In the Old Testament reading, Jeremiah's oracle promises a Messiah, a just shoot from the royal line of David who will do what is right and just in the land. His rule will bring safety and security for Judah and Jerusalem. The land will be renamed: "The Lord our justice.” “I will raise up for David a just shoot;/ he shall do what is right and just in the land./ In those days Judah shall be safe/ and Jerusalem shall dwell secure;/ this is what they shall call her: ‘The Lord our justice.’”

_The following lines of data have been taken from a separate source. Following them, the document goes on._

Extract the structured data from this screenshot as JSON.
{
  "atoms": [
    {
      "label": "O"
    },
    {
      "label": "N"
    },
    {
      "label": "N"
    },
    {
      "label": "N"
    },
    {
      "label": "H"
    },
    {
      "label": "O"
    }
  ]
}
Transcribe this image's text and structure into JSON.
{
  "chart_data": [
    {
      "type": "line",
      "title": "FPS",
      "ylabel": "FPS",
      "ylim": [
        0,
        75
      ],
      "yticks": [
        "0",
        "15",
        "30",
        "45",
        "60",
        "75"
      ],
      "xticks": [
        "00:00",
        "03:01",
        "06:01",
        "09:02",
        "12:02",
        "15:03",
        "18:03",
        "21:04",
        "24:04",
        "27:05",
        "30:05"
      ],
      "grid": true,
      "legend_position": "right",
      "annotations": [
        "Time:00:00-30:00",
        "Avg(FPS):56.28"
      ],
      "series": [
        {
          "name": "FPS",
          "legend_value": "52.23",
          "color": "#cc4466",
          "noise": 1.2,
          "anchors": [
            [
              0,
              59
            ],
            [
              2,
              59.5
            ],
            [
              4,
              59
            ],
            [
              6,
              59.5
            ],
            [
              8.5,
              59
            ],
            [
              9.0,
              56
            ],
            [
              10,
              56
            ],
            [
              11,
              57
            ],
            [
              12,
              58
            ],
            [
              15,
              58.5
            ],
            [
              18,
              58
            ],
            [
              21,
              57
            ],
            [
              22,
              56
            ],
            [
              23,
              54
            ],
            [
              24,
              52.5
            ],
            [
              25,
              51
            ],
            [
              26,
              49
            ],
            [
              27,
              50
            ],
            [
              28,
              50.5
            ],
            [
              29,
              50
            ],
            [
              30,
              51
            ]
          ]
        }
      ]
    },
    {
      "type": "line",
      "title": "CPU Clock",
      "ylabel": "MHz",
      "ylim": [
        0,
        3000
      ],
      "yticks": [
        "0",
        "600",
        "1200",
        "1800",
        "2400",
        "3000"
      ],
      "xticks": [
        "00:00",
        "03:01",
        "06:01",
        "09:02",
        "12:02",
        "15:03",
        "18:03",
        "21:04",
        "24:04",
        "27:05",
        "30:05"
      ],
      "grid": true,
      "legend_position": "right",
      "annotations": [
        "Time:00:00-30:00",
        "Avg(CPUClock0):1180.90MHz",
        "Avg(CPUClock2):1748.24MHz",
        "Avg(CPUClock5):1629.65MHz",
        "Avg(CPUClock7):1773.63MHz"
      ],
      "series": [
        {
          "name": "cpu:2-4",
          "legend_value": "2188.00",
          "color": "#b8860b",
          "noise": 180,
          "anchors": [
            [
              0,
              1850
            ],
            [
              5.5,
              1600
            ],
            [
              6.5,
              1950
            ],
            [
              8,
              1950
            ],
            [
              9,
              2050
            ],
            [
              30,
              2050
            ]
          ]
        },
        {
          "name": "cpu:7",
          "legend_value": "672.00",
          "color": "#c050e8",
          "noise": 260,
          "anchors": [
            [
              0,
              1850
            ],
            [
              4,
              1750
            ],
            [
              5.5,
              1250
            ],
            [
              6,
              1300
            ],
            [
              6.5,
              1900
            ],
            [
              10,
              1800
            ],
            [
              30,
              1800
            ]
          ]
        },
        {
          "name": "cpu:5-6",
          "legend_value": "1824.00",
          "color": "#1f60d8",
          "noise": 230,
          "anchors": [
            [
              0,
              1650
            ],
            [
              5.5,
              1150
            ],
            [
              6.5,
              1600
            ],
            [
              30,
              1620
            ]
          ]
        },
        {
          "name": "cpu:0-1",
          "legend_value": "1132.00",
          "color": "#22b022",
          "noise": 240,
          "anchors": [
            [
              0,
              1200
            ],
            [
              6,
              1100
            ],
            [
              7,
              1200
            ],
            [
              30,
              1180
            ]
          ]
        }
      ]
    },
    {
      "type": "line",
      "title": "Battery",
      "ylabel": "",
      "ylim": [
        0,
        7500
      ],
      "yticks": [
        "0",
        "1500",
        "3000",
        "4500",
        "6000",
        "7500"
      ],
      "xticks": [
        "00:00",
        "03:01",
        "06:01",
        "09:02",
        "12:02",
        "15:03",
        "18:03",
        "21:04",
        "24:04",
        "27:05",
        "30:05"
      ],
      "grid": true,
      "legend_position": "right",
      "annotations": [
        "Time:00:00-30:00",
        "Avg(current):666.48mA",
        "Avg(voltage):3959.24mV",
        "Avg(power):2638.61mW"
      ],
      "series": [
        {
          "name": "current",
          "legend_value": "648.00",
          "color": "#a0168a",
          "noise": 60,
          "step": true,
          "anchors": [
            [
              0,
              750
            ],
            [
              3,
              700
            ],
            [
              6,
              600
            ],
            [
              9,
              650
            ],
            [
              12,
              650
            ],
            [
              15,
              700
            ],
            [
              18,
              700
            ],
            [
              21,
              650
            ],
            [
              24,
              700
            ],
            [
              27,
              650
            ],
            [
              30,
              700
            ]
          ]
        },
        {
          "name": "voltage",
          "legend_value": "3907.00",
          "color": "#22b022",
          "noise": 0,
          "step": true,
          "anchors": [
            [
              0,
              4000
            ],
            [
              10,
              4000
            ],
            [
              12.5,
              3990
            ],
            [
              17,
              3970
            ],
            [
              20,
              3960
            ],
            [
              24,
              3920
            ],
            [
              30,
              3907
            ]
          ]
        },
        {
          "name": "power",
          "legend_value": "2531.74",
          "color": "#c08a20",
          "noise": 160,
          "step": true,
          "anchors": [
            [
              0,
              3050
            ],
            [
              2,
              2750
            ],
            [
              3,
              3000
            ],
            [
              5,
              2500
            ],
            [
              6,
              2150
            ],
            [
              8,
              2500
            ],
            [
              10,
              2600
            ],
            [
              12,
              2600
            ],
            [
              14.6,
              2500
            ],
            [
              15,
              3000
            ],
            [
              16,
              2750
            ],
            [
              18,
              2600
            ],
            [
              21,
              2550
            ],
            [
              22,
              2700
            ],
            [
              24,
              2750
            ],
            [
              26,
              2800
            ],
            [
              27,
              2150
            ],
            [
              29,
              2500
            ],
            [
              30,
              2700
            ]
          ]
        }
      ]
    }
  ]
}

Jeremiah spoke this prophecy in the darkest hours of Judah's history. Its recent kings had been corrupt and ineffectual, and now Jerusalem is under siege from Babylonian armies and is about to be destroyed, along with the Temple. The prophet himself is imprisoned for warning of these disasters (see Jeremiah 32‑33). Despite the bleakness of Judah's hopes, he boldly proclaims the nation will be reborn after its destruction and exile. He even enacts this hope in symbol by buying a plot of land that he had the right to purchase in the tribal system of family land inheritance in order to say to discouraged in Judah: "homes and fields and vineyards shall again be bought in this land" (Jer 32:15).
In the reading from Paul's First Letter to the Thessalonians, the apostle prays that this struggling young Christian community will endure in faith by living a life of love for one another, as it awaits "the coming of our Lord Jesus with all his holy ones." Paul is trying to correct two extremes in the Thessalonian community. Some are living morally irresponsible lives by indulging "lustful passion as do the Gentiles who do not know God" (1 Thess 4:4). Others have neglected the needs of the poor and their daily duties of supporting themselves, because they believe that Jesus' triumphant return in glory is near (see 1 Thess 4:9‑12). Paul exhorts both groups to conduct themselves "in a way pleasing to God" (1 Thess 4:1).
The Gospel reading for the First Sunday of Advent always picks up the themes of the last Sundays of the previous church year by speaking of Jesus' second coming to complete God's kingdom. During this year's C cycle of readings, we will be reading Luke's Gospel, and so this Sunday presents us with Jesus' apocalyptic discourse from the end of Luke.
Luke's version of Jesus' warnings about the apparent terrors of the apocalypse is consoling, rather than frightening. He assures the disciples: “When these things (the signs of the end time) begin to happen, stand up straight and raise your heads, for your ransom is near at hand.” Only if the community lapses into a life of indulgence, drunkenness and worldly cares will the day come upon it “like a trap.” If the disciples live watchful and prayerful lives, they will have the strength ‘to stand secure before the Son of Man’ (Lk 21:36). “Be on guard lest your spirits become bloated with indulgence and drunkenness and worldly cares. The great day will suddenly close in on you like a trap. . . .Pray constantly for the strength to escape whatever is in prospect, and to stand secure before the Son of Man.”